NGO: Kriegsverbrechen von allen Seiten in Syrien

In der nordsyrischen Konfliktregion Idlib begehen laut der Hilfsorganisation World Vision alle Seiten Kriegsverbrechen. Keine Konfliktpartei halte sich an internationales humanitäres Recht, sagte deren Syrien-Koordinatorin Marianna von Zahn am Samstag. Zwar seien die Luftangriffe derzeit zurückgegangen, doch die Menschen hätten Angst, in ihre Städte und Häuser zurückzukehren.

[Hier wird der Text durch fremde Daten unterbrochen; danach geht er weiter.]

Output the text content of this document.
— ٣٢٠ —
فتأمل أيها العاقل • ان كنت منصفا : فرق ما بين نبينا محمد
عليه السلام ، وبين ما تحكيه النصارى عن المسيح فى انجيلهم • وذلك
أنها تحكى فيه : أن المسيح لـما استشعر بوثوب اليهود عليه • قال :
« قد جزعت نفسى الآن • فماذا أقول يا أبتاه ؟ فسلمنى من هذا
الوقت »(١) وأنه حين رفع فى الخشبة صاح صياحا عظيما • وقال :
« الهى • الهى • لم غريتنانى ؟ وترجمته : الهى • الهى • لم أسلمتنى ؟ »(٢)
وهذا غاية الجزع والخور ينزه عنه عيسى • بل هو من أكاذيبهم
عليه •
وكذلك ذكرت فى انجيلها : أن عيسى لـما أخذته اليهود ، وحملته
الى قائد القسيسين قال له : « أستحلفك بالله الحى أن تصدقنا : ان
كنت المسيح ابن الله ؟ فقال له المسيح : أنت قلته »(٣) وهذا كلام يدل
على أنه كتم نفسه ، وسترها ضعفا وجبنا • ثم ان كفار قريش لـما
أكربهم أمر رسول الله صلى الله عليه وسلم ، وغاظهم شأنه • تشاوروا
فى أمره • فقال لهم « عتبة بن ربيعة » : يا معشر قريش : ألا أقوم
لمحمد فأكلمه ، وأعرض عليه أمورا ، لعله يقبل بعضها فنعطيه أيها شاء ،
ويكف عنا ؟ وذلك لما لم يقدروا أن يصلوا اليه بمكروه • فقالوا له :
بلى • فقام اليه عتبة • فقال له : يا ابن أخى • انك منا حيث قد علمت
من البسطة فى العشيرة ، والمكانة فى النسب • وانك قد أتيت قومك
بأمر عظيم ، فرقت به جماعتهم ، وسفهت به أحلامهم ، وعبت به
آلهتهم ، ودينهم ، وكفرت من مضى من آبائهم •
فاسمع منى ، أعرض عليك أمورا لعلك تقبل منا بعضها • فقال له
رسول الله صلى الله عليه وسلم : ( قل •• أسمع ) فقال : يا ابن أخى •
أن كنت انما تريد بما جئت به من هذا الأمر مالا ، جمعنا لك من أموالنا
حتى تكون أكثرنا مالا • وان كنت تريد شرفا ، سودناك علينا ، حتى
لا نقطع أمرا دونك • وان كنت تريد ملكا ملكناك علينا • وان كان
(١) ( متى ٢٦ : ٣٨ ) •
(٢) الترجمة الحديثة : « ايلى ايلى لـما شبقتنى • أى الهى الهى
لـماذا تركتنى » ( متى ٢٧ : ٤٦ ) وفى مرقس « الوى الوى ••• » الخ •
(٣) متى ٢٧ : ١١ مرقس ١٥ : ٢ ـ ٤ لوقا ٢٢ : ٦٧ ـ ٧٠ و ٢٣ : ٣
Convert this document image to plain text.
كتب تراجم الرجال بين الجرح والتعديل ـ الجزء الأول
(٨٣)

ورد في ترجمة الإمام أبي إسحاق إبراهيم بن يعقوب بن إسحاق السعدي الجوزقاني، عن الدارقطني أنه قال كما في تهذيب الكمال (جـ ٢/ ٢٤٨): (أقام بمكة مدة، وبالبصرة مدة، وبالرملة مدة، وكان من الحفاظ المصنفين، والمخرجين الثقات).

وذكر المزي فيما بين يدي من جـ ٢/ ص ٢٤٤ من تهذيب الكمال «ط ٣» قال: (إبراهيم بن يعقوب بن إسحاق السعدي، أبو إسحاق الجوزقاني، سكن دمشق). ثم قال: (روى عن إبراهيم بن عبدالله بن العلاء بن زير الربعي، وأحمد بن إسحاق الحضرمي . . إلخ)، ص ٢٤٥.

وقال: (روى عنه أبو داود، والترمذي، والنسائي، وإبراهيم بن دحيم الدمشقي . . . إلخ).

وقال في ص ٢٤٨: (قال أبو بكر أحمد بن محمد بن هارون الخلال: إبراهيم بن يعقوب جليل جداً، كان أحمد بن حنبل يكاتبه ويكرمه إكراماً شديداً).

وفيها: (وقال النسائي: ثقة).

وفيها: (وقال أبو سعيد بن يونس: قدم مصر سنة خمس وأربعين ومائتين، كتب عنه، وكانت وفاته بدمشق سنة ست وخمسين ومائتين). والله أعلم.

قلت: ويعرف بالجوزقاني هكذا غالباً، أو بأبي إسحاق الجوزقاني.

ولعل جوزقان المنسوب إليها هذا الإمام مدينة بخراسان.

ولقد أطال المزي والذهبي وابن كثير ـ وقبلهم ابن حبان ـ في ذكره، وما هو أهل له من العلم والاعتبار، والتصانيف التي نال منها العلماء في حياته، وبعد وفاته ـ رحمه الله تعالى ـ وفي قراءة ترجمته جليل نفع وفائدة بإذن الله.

Die Gegend ist weiterhin äußerst unsicher.
Die Gegend ist weiterhin äußerst unsicher. - Foto: © APA (AFP) / OZAN KOSE
Dem Waffenstillstand würde nicht getraut. Viele Binnenflüchtlinge in der Region lebten in Lagern. Im Winter seien viele Menschen in improvisierten Lagern erfroren, sagte von Zahn. Die kommende Regenzeit werde die Camps überfluten und den Menschen wieder alles nehmen.

Zusammenbruch des Gesundheitssystems

Das Gesundheitssystem sei zusammengebrochen. Derzeit gelangten Hilfsgüter über zwei UN-kontrollierte Grenzübergange nach Idlib. Die medizinische Versorgung werde hauptsächlich von Hilfsorganisationen geleistet. Es gebe zwar auch mobile Ambulanzen in schwer zugänglichen Gegenden, doch es herrsche Mangel an Medikamenten und Personal.

Waffenruhe vereinbart

Idlib ist außerhalb der von Kurden beherrschten Gebiete das letzte große Gebiet Syriens, das nicht von der Regierung kontrolliert wird. In der vergangenen Woche hatten die Präsidenten Russlands und der Türkei, Wladimir Putin und Recep Tayyip Erdogan, eine Waffenruhe für Idlib vereinbart. Die Türkei unterstützt in dem Konflikt Rebellen, Russland die Regierung.